L'un des fantômes de Noël chante d'abord Minuit chrétiens, d'une voix tonitruante qui s'élève terrible sous la haute voûte. Puis il y a le long Gloria des Anges dans nos campagnes... Puis les chants plus doux qui invitent à la charité, Ton plus beau cadeau, ton Noël de fête, et encore Il est né le Divin Enfant... Il y a le sourire du sacristain, les saluts de plusieurs vieilles dames, le bonjour vague d'une camarade de classe... L'orgue déchaîné qui répand ses flots d'harmonie somptueuse sur les fidèles pressés de rentrer chez eux au chaud... Et la nuit froide, sur le parvis...
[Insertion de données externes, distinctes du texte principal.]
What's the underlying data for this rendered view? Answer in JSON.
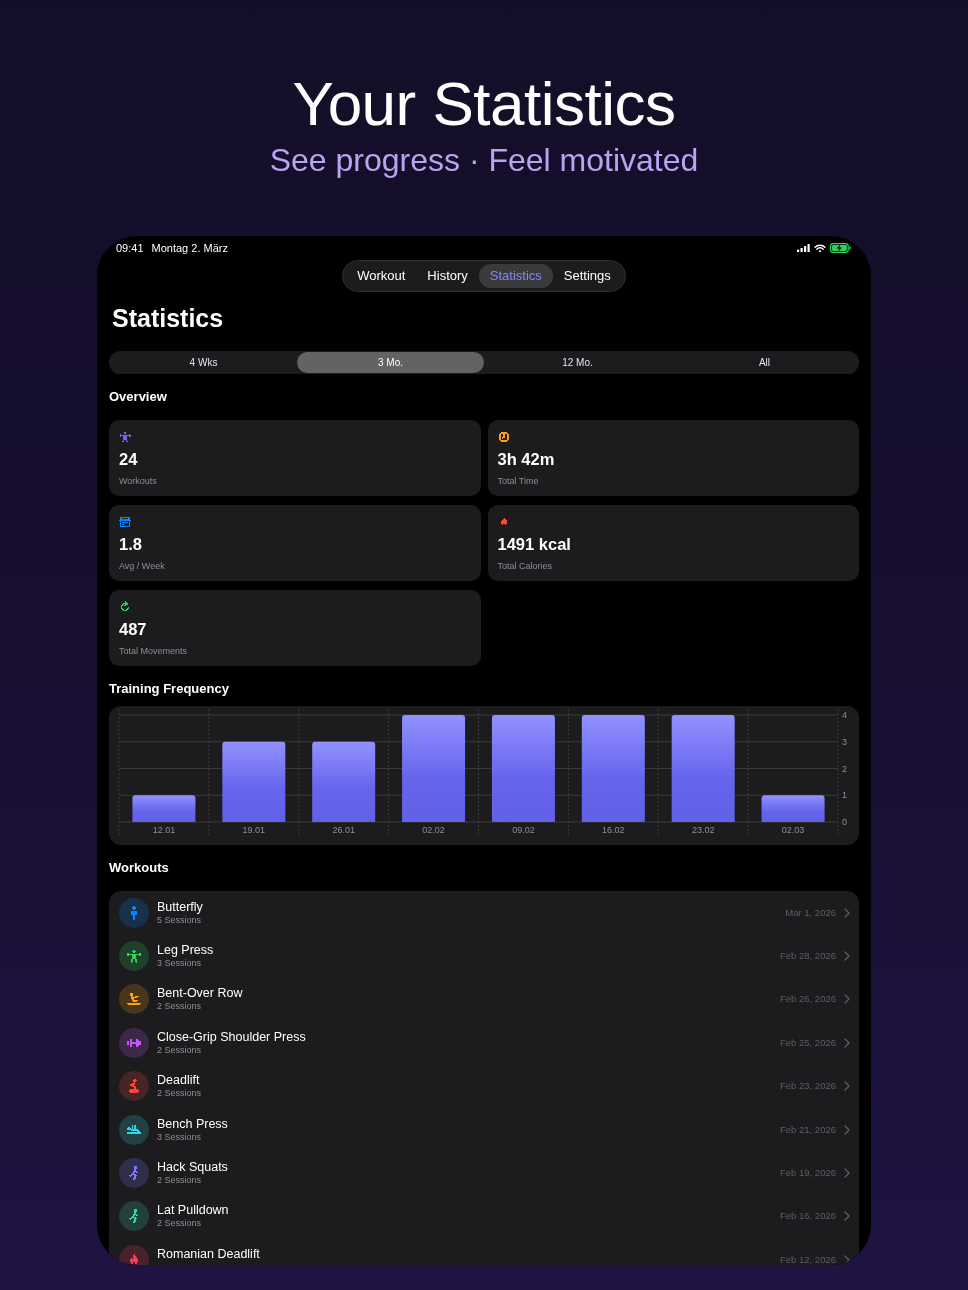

Myosotis a flotté un moment, envahie par les souvenirs. Les activités de Petit Bouton d'or tout occupée de son stylo et de ses papiers l'ont aidée à revenir tout à fait à elle. Et le bonheur de Noël est comme un rocher : même battu par des flots de fantômes, il demeure solide, stable, profondément ancré dans un présent (presque) éternel.
Joyeux Noël !

vendredi 18 décembre 2009

Des vacances...

... des vraies ! Devant la cheminée avec un bon bouquin !
Mais en restant réalistes : ne rêvons pas de grasses matinées (Petit Lierre veille), ne comptons pas sur l'harmonie familiale (Mademoiselle Bee est de plus en plus teenager) et n'imaginons pas que les différents écrans verront diminuer leur pouvoir d'attraction (sauf peut-être pendant les jours de neige, Petit Sapin a déjà préparé sa luge neuve et Petit Bouton d'or le suivra, à moins qu'elle ne le précède ?)...
Alors c'est simplement une pause...
Une pause avec le Grand Chêne, qui s'accorde deux semaines loin du bureau.
Une pause pour jouer les touristes à Washington DC...
Et pour savourer les dernières nouvelles de la grrrrande réforme annoncée dans les lycées français : a priori, malgré les rumeurs alarmantes et les vilaines déclarations hostiles, il ne se passera rien de particulier pour les Langues Anciennes. On va continuer à traverser les années en se félicitant d'intéresser encore quelques élèves, de les aider à décrocher une mention au bac et d'enrichir leur culture personnelle avec les bribes des trésors au programme...

C'est tout simple.
(Honnêtement, vous trouvez qu'il a perdu de son charme, le grand Jules César ? Il a l'air poussiéreux ? Choisi au hasard, comme ça, est-ce que son mâle visage ne donne pas envie de lui laisser au moins une petite place à coté de l'histoire des arts, de l'informatique ou des sciences de l'ingénieur ?)

lundi 30 novembre 2009

13 siècles et des poussières

Un peu d'Histoire :

à la fin du VIIIe siècle, Charlemagne, passionné de savoir et amateur de bien-vivre, confia à Maître Alcuin des charges équivalentes à celles de ministre de la Culture, des Cultes et de l'Éducation. Entre autres choses, Alcuin organisa l'enseignement des Lettres et des Sciences en trivium (grammaire, rhétorique, dialectique) et quadrivium (arithmétique, géométrie, musique, astronomie).
La suite :
13 siècles plus tard, en 2009, le projet de réforme du Lycée prononça la fin de l'enseignement du Latin, désormais réservé aux hypothétiques bacheliers de la série L.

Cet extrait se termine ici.